Q1: What is the difference between imperative and declarative Gherkin, and which should you write?
Imperative steps describe how a user operates the screen — the clicks, fields, and selectors. Declarative steps describe what the user is doing in business language. Write declarative: it is readable, survives a UI redesign, and states the rule. The “how” belongs in the step definitions underneath, never in the scenario.
Q2: What do Given, When, and Then each represent?
Given is the context already true before the action — the starting state. When is the single action under test — the trigger. Then is the expected, observable outcome. A scenario should have one When; two Whens means two behaviours.
Q3: When should you use a Scenario Outline, and what may an Examples row not do?
Use a Scenario Outline when the same behaviour needs checking against several sets of data — one outline, many rows. An Examples row may not change the behaviour: if a row needs a different Then because it is really a different rule, give it its own scenario instead of bending the outline.
Q4: What may a Background contain, and what must it never contain?
A Background may contain only Given steps — shared context that genuinely applies to every scenario in the feature, stated once. It must never contain a When or a Then, because those are actions and outcomes that belong in the individual scenarios under test. Keep it short, or it hides context from the reader.
Q5: Why is declarative Gherkin called “living documentation” when a Word spec is not?
Because the scenarios are executed as automated tests, so they must match the real behaviour or the build fails — the documentation cannot silently drift. A Word spec decays from the day it is written because nothing forces it to stay in step with the code. This only holds if the Gherkin is declarative and business-readable; an imperative click-script documents nothing useful.
12 Interview Prep
Real questions asked in NZ QA interviews for BDD and automation roles. Read the model answers, then practise your own version.
“A teammate writes Gherkin full of ‘click the button with id btnSubmit’. What is wrong with that, and how would you fix it?”

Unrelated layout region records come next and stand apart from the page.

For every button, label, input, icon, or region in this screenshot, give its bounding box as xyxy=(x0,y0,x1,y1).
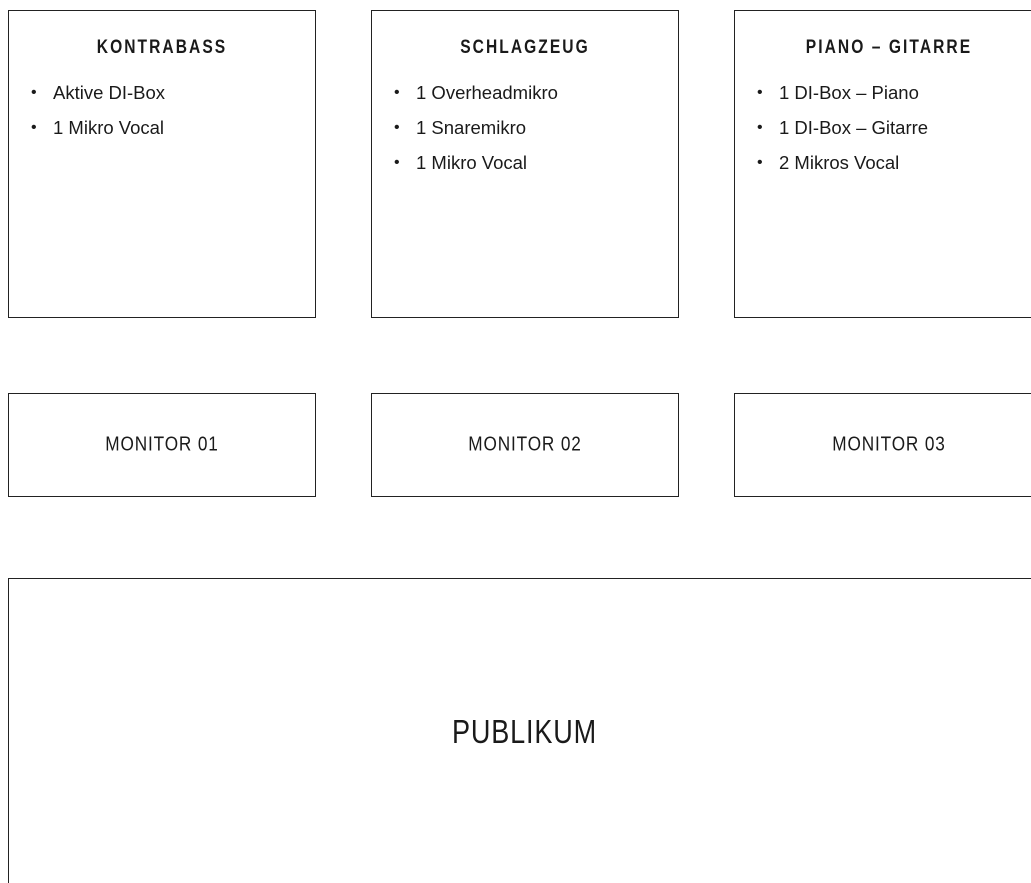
equipment-item: 1 Snaremikro xyxy=(394,110,678,145)
equipment-list: 1 Overheadmikro 1 Snaremikro 1 Mikro Voc… xyxy=(372,75,678,180)
station-piano-gitarre: PIANO – GITARRE 1 DI-Box – Piano 1 DI-Bo… xyxy=(734,10,1031,318)
equipment-item: 1 Overheadmikro xyxy=(394,75,678,110)
equipment-item: 1 Mikro Vocal xyxy=(394,145,678,180)
equipment-item: Aktive DI-Box xyxy=(31,75,315,110)
station-schlagzeug: SCHLAGZEUG 1 Overheadmikro 1 Snaremikro … xyxy=(371,10,679,318)
equipment-list: Aktive DI-Box 1 Mikro Vocal xyxy=(9,75,315,145)
station-kontrabass: KONTRABASS Aktive DI-Box 1 Mikro Vocal xyxy=(8,10,316,318)
equipment-item: 1 Mikro Vocal xyxy=(31,110,315,145)
monitor-label: MONITOR 03 xyxy=(832,433,946,456)
monitor-01: MONITOR 01 xyxy=(8,393,316,497)
audience-area: PUBLIKUM xyxy=(8,578,1031,883)
audience-label: PUBLIKUM xyxy=(452,713,597,750)
monitor-02: MONITOR 02 xyxy=(371,393,679,497)
monitor-03: MONITOR 03 xyxy=(734,393,1031,497)
equipment-item: 1 DI-Box – Gitarre xyxy=(757,110,1031,145)
station-title: SCHLAGZEUG xyxy=(460,37,590,58)
equipment-item: 1 DI-Box – Piano xyxy=(757,75,1031,110)
equipment-list: 1 DI-Box – Piano 1 DI-Box – Gitarre 2 Mi… xyxy=(735,75,1031,180)
station-title: PIANO – GITARRE xyxy=(805,37,973,58)
monitor-label: MONITOR 02 xyxy=(468,433,582,456)
equipment-item: 2 Mikros Vocal xyxy=(757,145,1031,180)
monitor-label: MONITOR 01 xyxy=(105,433,219,456)
station-title: KONTRABASS xyxy=(96,37,228,58)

It is imperative and coupled to the UI. Two problems follow: it breaks the moment a developer renames a button or redesigns the screen, even though no business rule changed; and it hides the actual rule under a list of clicks, so no business reader can use it. I would rewrite the steps declaratively — “When the customer submits the payment” instead of the click sequence — and push the ‘how’ (which button, which field) down into the step definitions where it can change without touching the scenario. The scenario should read like a sentence about the behaviour, not a script for operating a screen.
“When would you reach for a Scenario Outline versus a Background?”
They solve different problems. A Scenario Outline is for the same behaviour tested against many sets of data — I write the steps once with placeholders and supply the rows in an Examples table, like a rates rebate across several income and dependant values. A Background is for shared context — Given steps that are true before every scenario in a feature, so I state them once instead of repeating them. The rule I hold to: an Examples row may only change the data, not the behaviour; and a Background holds only Givens, never a When or Then. If either starts doing more than that, I split it out.
“People say BDD gives you ‘living documentation’. What does that actually mean?”
It means documentation that cannot quietly go out of date, because it is executed as tests. A declarative feature file describes the system’s behaviour in business language — “a $150 payment reduces a $1,200 rates bill to $1,050” — and that same scenario runs as an automated test. If the behaviour changes and the scenario is not updated, the test fails and someone has to reconcile them, so the docs and the system stay chained together. A Word spec in a shared drive has no such force and decays from day one. The catch is that it only works if the Gherkin is declarative and readable; an imperative click-script is automated testing but documents nothing a business owner can use.